Harpstedt - „Wir beschäftigen in Pflege und Hauswirtschaft 32 Mitarbeiterinnen und einen Mitarbeiter. Schon seit September 2017 bieten wir auch hauswirtschaftliche Leistungen an“, erläutert Elke Lükermann, Leiterin der DRK-Gemeindeschwesternstation Harpstedt. „Der Bedarf ist ausgesprochen hoch. Die sieben Hauswirtschaftskräfte, die wir aktuell zur Verfügung haben, reichen gar nicht aus; wir bräuchten zusätzliche, um die Nachfrage decken zu können“, ergänzt ihre Stellvertreterin Irmgard Allers. Die Bezahlung bewege sich über dem Mindestlohnniveau. Eine hauswirtschaftliche Ausbildung werde nicht vorausgesetzt, ein eigenes Auto ebenfalls nicht. Auch Hausfrauen (und -männer) könnten sich bewerben. Ein Dienstfahrzeug werde bei Bedarf gestellt. Ein großer Pluspunkt des Jobs sei die individuell sehr flexibel gestaltbare Arbeitszeit.

Wer in Pflegegrad 1 eingestuft sei, habe, so Elke Lükermann, übrigens zusätzlich Anspruch auf einen Zuschuss zur Wohnraumanpassung von bis zu 4 000 Euro. Dieses Geld könne etwa für die barrierefreie Umgestaltung des Badezimmers eingesetzt werden. Die Antragstellung müsse aber zwingend vor Maßnahmenbeginn erfolgen.
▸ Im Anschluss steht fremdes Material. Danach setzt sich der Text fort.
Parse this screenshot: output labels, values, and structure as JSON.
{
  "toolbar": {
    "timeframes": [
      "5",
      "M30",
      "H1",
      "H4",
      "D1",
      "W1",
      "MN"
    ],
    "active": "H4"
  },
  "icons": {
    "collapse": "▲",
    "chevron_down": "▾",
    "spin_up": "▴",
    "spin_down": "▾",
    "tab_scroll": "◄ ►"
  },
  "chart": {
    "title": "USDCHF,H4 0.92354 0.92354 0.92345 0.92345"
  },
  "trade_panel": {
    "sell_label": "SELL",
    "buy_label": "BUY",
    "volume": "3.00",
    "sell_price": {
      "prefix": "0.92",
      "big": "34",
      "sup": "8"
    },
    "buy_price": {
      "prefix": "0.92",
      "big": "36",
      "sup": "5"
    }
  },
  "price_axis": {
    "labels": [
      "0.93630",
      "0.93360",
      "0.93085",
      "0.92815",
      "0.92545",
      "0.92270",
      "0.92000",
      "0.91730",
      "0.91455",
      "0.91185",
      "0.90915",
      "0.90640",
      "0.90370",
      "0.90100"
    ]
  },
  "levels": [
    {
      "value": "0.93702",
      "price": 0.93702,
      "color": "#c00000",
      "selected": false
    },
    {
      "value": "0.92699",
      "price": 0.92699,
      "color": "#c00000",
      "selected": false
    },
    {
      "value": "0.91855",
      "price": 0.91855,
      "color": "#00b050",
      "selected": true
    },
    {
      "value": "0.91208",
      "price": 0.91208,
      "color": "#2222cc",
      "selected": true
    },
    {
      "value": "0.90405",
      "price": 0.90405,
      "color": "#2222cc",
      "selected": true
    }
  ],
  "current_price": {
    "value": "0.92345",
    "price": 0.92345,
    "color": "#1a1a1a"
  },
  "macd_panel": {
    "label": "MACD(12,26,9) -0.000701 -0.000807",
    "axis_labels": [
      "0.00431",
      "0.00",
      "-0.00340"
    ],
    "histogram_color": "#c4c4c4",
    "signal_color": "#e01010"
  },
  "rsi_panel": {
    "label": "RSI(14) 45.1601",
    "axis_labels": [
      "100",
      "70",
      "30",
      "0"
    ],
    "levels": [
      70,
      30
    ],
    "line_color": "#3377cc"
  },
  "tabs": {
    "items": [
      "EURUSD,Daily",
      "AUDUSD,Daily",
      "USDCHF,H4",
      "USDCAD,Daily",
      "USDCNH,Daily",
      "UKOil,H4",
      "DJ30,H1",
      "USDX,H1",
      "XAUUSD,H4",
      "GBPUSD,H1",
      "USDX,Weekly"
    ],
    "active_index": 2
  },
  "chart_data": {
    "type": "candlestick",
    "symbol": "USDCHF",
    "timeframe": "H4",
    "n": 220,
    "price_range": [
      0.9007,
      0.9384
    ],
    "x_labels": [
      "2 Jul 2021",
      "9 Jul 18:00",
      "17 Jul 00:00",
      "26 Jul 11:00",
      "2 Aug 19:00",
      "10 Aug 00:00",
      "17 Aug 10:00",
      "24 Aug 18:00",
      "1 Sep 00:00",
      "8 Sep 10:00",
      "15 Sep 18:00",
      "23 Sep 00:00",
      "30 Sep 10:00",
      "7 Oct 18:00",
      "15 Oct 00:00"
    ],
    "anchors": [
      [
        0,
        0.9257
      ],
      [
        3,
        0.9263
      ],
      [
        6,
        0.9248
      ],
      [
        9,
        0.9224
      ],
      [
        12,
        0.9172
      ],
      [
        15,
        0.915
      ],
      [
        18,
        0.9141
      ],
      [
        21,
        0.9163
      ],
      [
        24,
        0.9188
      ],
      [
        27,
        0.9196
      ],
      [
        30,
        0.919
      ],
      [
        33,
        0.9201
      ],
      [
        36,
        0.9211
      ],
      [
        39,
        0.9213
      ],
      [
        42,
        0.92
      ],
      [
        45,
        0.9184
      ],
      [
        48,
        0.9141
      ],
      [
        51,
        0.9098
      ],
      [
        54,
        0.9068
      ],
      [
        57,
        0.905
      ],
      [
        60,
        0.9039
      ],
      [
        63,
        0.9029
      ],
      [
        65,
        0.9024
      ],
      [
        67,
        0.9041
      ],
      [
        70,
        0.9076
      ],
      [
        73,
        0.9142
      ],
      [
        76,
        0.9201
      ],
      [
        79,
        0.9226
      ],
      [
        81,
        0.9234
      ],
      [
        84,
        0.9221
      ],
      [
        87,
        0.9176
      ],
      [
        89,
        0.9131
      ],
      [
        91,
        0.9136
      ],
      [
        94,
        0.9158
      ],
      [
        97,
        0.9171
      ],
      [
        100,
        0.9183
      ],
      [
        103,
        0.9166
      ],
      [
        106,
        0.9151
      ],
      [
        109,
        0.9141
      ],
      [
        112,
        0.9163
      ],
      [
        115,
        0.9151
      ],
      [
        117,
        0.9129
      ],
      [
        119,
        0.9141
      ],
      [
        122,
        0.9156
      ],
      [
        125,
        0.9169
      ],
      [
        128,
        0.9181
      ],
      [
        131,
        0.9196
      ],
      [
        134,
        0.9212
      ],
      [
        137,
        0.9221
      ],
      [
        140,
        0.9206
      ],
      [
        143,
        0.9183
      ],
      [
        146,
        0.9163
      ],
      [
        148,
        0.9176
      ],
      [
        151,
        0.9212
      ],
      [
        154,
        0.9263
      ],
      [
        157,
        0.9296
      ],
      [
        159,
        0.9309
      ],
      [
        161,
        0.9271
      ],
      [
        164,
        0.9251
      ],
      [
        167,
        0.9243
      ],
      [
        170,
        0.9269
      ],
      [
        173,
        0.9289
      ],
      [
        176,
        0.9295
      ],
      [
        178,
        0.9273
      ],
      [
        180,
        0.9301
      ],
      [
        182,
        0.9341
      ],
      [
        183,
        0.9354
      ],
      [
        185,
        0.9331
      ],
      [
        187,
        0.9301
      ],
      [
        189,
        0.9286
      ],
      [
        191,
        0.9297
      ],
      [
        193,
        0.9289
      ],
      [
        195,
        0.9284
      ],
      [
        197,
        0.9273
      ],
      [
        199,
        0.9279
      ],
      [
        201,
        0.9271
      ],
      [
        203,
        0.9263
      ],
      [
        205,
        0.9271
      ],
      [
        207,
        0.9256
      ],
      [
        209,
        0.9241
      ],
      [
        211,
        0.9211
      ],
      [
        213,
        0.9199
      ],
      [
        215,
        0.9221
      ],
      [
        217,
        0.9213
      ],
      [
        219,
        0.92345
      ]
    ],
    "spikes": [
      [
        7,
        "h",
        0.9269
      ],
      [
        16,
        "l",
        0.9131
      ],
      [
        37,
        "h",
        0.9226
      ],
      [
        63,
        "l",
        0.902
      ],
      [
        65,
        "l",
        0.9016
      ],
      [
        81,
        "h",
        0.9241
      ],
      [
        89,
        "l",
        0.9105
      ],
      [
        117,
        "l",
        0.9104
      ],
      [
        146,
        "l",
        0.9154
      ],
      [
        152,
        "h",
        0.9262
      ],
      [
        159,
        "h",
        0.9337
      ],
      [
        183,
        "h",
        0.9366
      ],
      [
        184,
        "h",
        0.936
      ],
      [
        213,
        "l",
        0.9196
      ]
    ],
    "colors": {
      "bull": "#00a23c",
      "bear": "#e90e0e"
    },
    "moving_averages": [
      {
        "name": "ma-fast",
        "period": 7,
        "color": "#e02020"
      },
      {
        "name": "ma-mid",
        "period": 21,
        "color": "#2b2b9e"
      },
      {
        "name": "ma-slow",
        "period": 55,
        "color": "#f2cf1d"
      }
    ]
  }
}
Am Mittwochmittag bekam die Schwesternstation Besuch: Anke Hartmann, zweite Vorsitzende des DRK Harpstedt, überreichte eine Sachspende: Rund 75 Polo-Shirts hatte der Ortsverein für die Belegschaft der Sozialstation angeschafft. Dafür zweigten die Rotkreuzler etwa 800 Euro von den Beträgen ab, die Mitbürger im Zuge der DRK-Haussammlung gespendet hatten. Elke Lükermann und Irmgard Allers bedankten sich im Namen der Gemeindeschwesternstation herzlich für die freundliche Unterstützung.